Apple has launched iOS 16.7.12 and iPadOS 16.7.12 on September 15, 2025, delivering crucial safety updates to older-generation units.
The patches deal with a zero-day flaw within the ImageIO framework that would permit an attacker to execute arbitrary code by engaging a person to course of a malicious picture file.
Apple confirms consciousness of a classy exploit concentrating on particular people, underscoring the significance of instant set up.
Key Takeaways1. iOS/iPadOS 16.7.12 fixes CVE-2025-43300, an ImageIO zero-day.2. Malicious pictures enabled arbitrary code execution in focused assaults.3. Replace iPhone 8/X and early iPads now.
Out-of-Bounds Write in ImageIO (CVE-2025-43300)
The replace resolves CVE-2025-43300, an out-of-bounds write problem within the ImageIO part current on iPhone 8, iPhone 8 Plus, iPhone X, iPad fifth era, iPad Professional 9.7-inch, and iPad Professional 12.9-inch 1st era.
This vulnerability arises when ImageIO fails to appropriately validate picture file boundaries, probably resulting in reminiscence corruption. By sending a specifically crafted picture by way of e mail, net hyperlink, or messaging app, an attacker might set off the flaw and achieve code execution privileges on the kernel stage.
Apple mitigated this danger by improved bounds checking, successfully sanitizing picture metadata and validating buffer lengths earlier than processing.
The exploit’s sophistication suggests use in extremely focused assaults, the place menace actors ship malicious payloads by legit communication channels.
As a result of this vulnerability impacts units not eligible for full iOS 17 help, Apple’s backporting of the patch to iOS 16.7.12 and iPadOS 16.7.12 demonstrates its dedication to securing older {hardware}.

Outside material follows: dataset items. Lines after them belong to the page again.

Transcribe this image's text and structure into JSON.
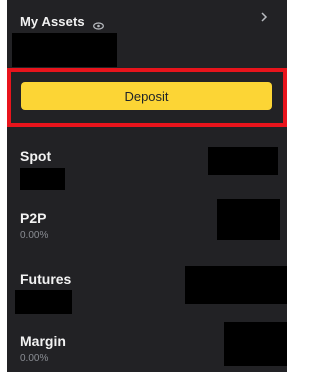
{
  "header": {
    "title": "My Assets",
    "eye_icon": "eye-icon",
    "chevron_icon": "chevron-right-icon"
  },
  "deposit": {
    "label": "Deposit",
    "color": "#fcd535",
    "highlight_color": "#e8141c"
  },
  "accounts": [
    {
      "name": "Spot"
    },
    {
      "name": "P2P",
      "sub": "0.00%"
    },
    {
      "name": "Futures"
    },
    {
      "name": "Margin",
      "sub": "0.00%"
    }
  ]
}
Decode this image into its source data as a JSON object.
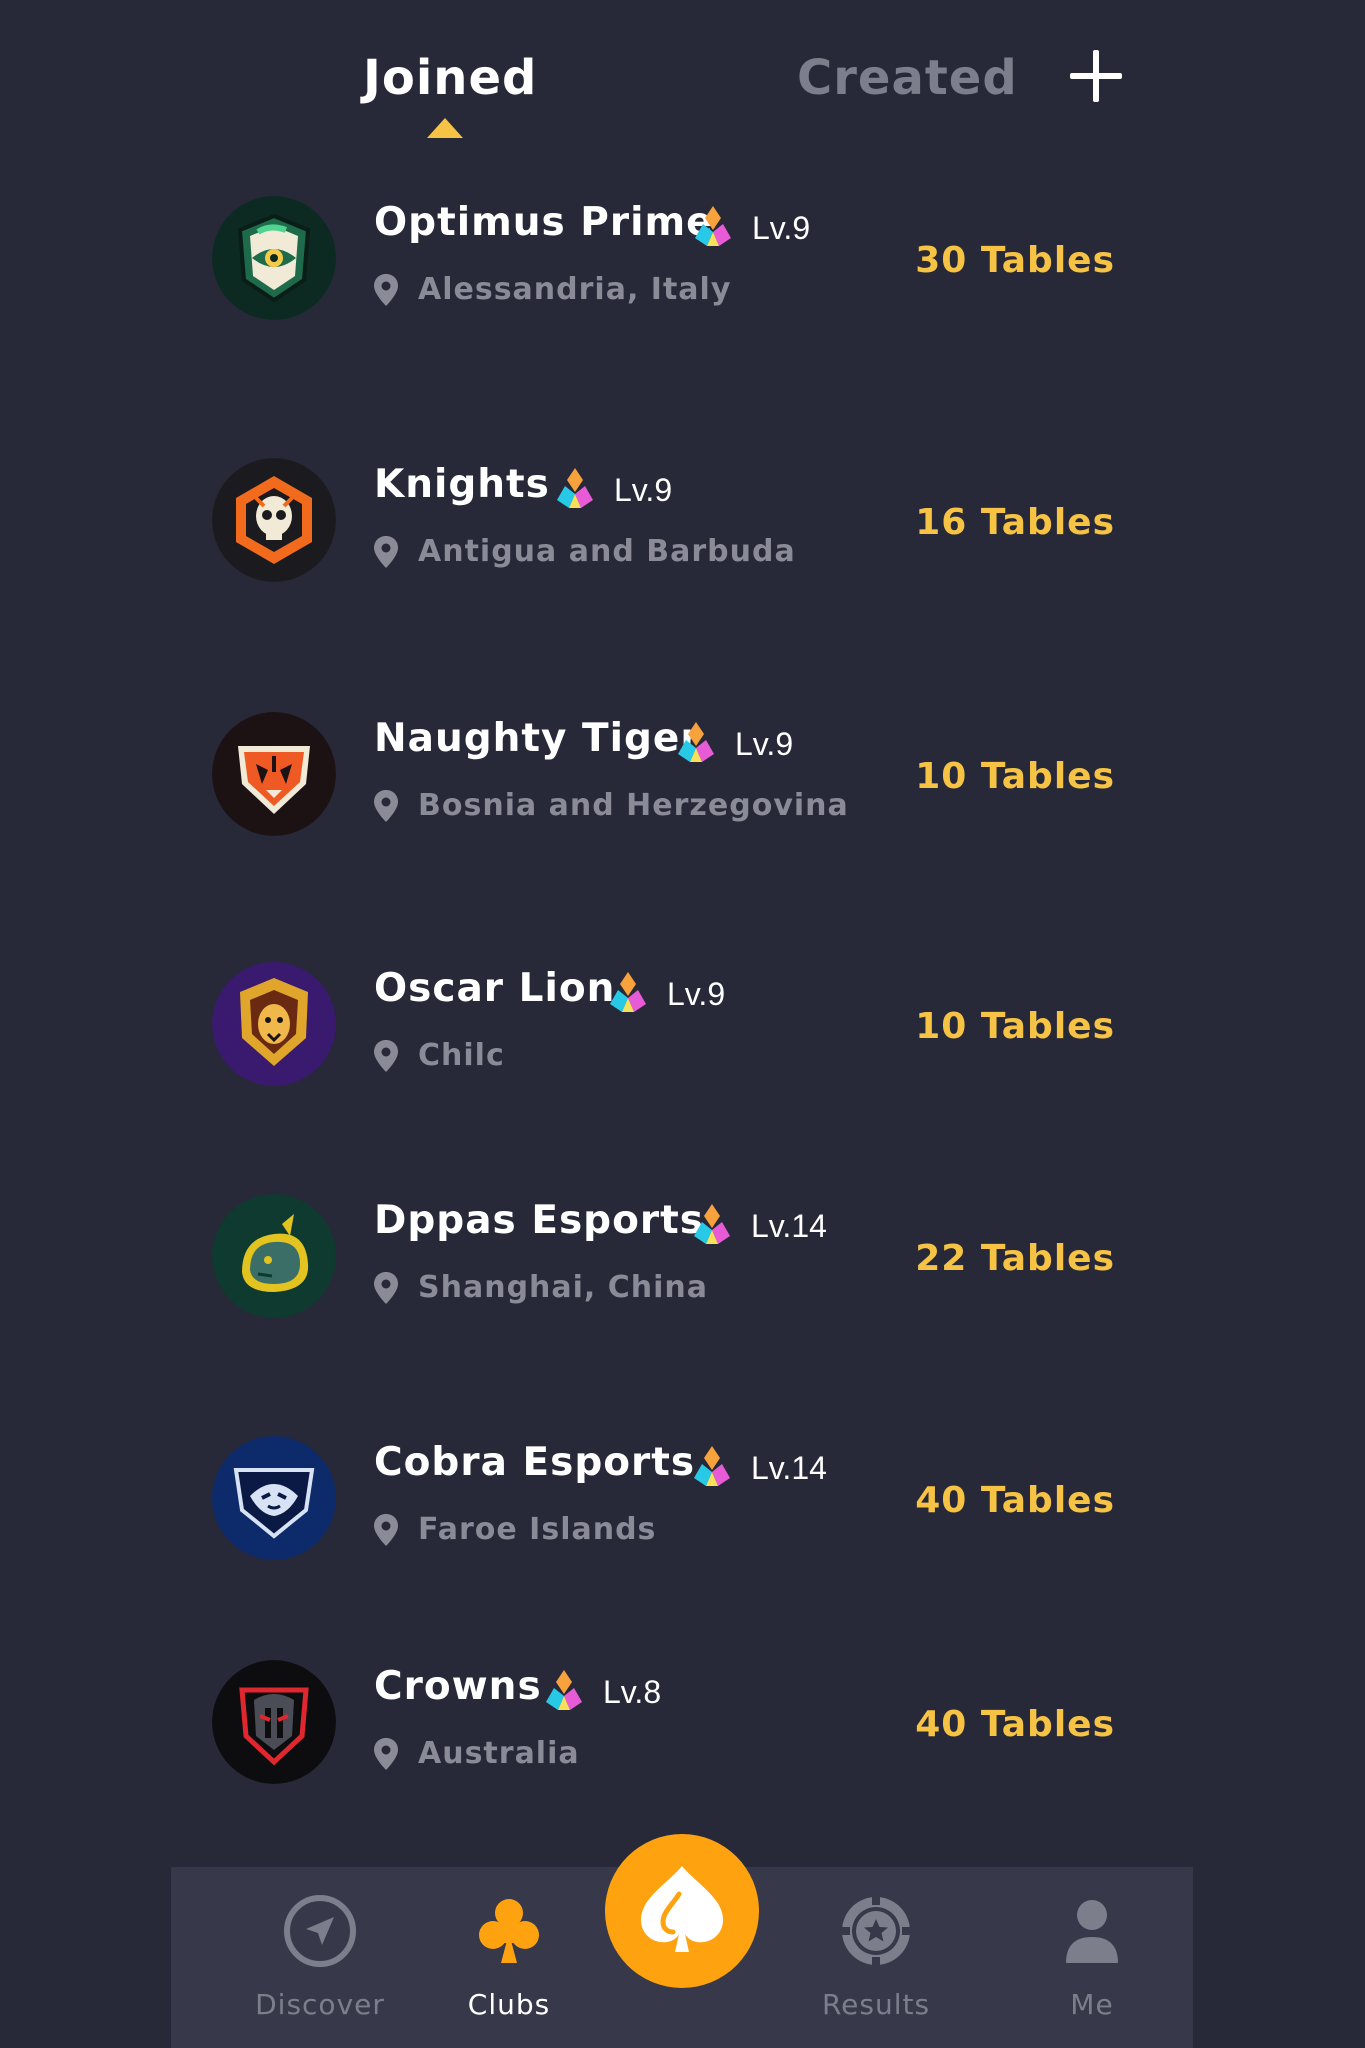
{
  "colors": {
    "background": "#272838",
    "nav_background": "#373849",
    "accent": "#f6c344",
    "play_button": "#ffa210",
    "muted_text": "#8a8b97"
  },
  "tabs": [
    {
      "label": "Joined",
      "active": true
    },
    {
      "label": "Created",
      "active": false
    }
  ],
  "add_button": {
    "icon": "plus-icon"
  },
  "clubs": [
    {
      "name": "Optimus Prime",
      "level": "Lv.9",
      "location": "Alessandria, Italy",
      "tables": "30 Tables",
      "logo": "green-eye-shield-logo"
    },
    {
      "name": "Knights",
      "level": "Lv.9",
      "location": "Antigua and Barbuda",
      "tables": "16 Tables",
      "logo": "orange-skull-logo"
    },
    {
      "name": "Naughty Tiger",
      "level": "Lv.9",
      "location": "Bosnia and Herzegovina",
      "tables": "10 Tables",
      "logo": "orange-tiger-logo"
    },
    {
      "name": "Oscar Lion",
      "level": "Lv.9",
      "location": "Chilc",
      "tables": "10 Tables",
      "logo": "purple-lion-logo"
    },
    {
      "name": "Dppas Esports",
      "level": "Lv.14",
      "location": "Shanghai, China",
      "tables": "22 Tables",
      "logo": "green-rhino-logo"
    },
    {
      "name": "Cobra Esports",
      "level": "Lv.14",
      "location": "Faroe Islands",
      "tables": "40 Tables",
      "logo": "blue-cobra-logo"
    },
    {
      "name": "Crowns",
      "level": "Lv.8",
      "location": "Australia",
      "tables": "40 Tables",
      "logo": "red-spartan-logo"
    }
  ],
  "bottom_nav": [
    {
      "label": "Discover",
      "icon": "compass-icon",
      "active": false
    },
    {
      "label": "Clubs",
      "icon": "club-suit-icon",
      "active": true
    },
    {
      "label": "Results",
      "icon": "poker-chip-icon",
      "active": false
    },
    {
      "label": "Me",
      "icon": "user-icon",
      "active": false
    }
  ],
  "play_button": {
    "icon": "spade-icon"
  }
}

Danger FactorsDetailsAffected ProductsiPhone 8, iPhone 8 Plus, iPhone X, iPad fifth era, iPad Professional 9.7-inch, iPad Professional 12.9-inch (1st gen)ImpactArbitrary code executionExploit PrerequisitesProcessing a maliciously crafted picture file (person interplay required)CVSS 3.1 Score8.8 (Excessive)
Apple’s Safety Replace
For iOS 16.7.12 and iPadOS 16.7.12, the main target stays on stopping malicious picture processing assaults that would compromise system integrity.
Customers are urged to replace their units promptly. To put in iOS 16.7.12 or iPadOS 16.7.12, navigate to Settings > Normal > Software program Replace, then observe the on-screen directions.
Directors managing a number of units might deploy the replace by way of cellular machine administration (MDM) options.
Apple additionally reminds clients that third-party software program references are supplied with out endorsement, and customers ought to seek the advice of respective distributors for non-Apple merchandise.
Safety professionals can evaluate the Apple Product Safety web page for basic steerage and greatest practices.
By proactively issuing this patch, Apple safeguards legacy units in opposition to energetic zero-day threats, guaranteeing that even older {hardware} stays resilient in opposition to evolving assault strategies.
Discover this Story Fascinating! Comply with us on Google Information, LinkedIn, and X to Get Extra Prompt Updates.